Solo un terzo delle PMI considera i propri contabili come partner proattivi che apportano intuizioni strategiche. Questa percezione potrebbe influenzare la preferenza per l’intelligenza artificiale, poiché molti leader aziendali esprimono insoddisfazione per i loro attuali servizi contabili. Il 91% degli intervistati ha preso in considerazione l’idea di cambiare contabile nell’ultimo anno, cercando consigli più tempestivi, una migliore pianificazione anticipata e una maggiore proattività.
Il costo non sembra essere un ostacolo significativo; Il 92% delle PMI ha dichiarato che pagherebbe tariffe più elevate per servizi contabili migliorati. Molti leader sono alla ricerca di una guida che vada oltre la conformità, desiderando l’identificazione proattiva delle opportunità.
Joris Van Der Gucht, amministratore delegato di un’azienda del settore, ha affermato: “Diventi la seconda opinione e devi essere migliore e più veloce dello strumento che già utilizzava il cliente”.
Una ricerca di Xero indica che i contabili che utilizzano l’intelligenza artificiale possono ottenere risultati il 31% più velocemente. Inoltre, l’Institute of Chartered Accountants in England and Wales (ICAEW) ha rilevato che l’85% dei contabili è aperto all’adozione della tecnologia AI, con il 79% che si aspetta che il proprio ruolo si evolva in quello di “guardiani dei dati” che verificano i risultati dell’IA e aggiungono un contesto personalizzato. Il rapporto di Ravical rileva che il lavoro di conformità fondamentale è sempre più automatizzato attraverso l’intelligenza artificiale, modificando in modo significativo il ruolo dei contabili.

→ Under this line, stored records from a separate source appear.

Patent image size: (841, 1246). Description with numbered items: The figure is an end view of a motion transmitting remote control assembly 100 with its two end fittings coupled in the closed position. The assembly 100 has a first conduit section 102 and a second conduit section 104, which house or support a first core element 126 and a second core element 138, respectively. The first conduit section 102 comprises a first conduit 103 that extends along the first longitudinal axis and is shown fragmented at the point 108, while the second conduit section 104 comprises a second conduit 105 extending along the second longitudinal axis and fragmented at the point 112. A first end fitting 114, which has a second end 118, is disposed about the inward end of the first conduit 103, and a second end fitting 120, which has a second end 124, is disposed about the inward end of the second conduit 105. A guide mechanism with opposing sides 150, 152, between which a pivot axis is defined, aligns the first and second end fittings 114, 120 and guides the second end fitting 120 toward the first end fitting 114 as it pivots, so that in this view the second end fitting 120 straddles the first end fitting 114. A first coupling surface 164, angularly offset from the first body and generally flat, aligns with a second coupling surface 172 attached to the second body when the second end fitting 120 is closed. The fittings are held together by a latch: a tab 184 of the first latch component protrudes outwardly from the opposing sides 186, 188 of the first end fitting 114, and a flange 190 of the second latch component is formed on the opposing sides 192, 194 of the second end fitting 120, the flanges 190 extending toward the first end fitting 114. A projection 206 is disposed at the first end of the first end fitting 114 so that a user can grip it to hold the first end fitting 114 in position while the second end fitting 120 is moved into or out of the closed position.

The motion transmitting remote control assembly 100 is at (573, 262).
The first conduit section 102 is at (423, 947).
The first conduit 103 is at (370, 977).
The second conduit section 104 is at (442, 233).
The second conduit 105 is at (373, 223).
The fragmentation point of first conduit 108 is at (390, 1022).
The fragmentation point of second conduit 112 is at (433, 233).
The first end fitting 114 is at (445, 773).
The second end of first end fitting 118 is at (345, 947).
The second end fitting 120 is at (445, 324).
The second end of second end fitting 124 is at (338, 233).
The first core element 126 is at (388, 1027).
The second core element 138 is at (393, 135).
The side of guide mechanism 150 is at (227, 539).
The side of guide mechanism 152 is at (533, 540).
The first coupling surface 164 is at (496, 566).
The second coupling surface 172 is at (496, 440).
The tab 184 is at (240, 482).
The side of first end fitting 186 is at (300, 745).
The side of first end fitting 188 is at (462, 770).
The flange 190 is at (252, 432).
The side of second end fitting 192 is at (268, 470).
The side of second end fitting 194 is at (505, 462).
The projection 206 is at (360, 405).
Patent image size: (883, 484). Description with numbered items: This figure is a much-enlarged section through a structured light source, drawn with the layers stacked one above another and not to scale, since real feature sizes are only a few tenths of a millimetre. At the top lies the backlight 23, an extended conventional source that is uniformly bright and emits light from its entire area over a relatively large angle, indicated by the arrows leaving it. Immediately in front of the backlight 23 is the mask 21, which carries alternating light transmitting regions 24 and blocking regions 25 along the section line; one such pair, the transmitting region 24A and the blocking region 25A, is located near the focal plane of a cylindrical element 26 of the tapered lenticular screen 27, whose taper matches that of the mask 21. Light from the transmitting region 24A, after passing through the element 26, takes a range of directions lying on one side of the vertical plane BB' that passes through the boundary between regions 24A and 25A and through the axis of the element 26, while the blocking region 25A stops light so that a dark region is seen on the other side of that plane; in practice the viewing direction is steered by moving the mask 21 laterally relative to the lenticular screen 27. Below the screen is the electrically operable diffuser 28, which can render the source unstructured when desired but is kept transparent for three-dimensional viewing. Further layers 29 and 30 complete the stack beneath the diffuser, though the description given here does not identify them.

Inoltre, il 90% delle PMI ritiene che nei prossimi anni i compiti di compliance potrebbero essere in gran parte gestiti dall’intelligenza artificiale, e il 35% lo vede già oggi come una realtà. Poiché l’intelligenza artificiale gestisce compiti amministrativi di basso valore, ci si aspetta che i contabili si concentrino maggiormente sulla consulenza strategica e sulla costruzione di relazioni.
Il rapporto ICAEW, pubblicato nell’aprile 2025, sottolinea la continua necessità del giudizio umano sul campo. Sebbene l’intelligenza artificiale svolga un ruolo cruciale nel fornire una guida finanziaria immediata, i contabili qualificati rimangono preziosi in situazioni complesse che richiedono un processo decisionale sfumato. I contabili di successo probabilmente si adatteranno fornendo consulenza di valore superiore e coltivando relazioni più forti con i propri clienti.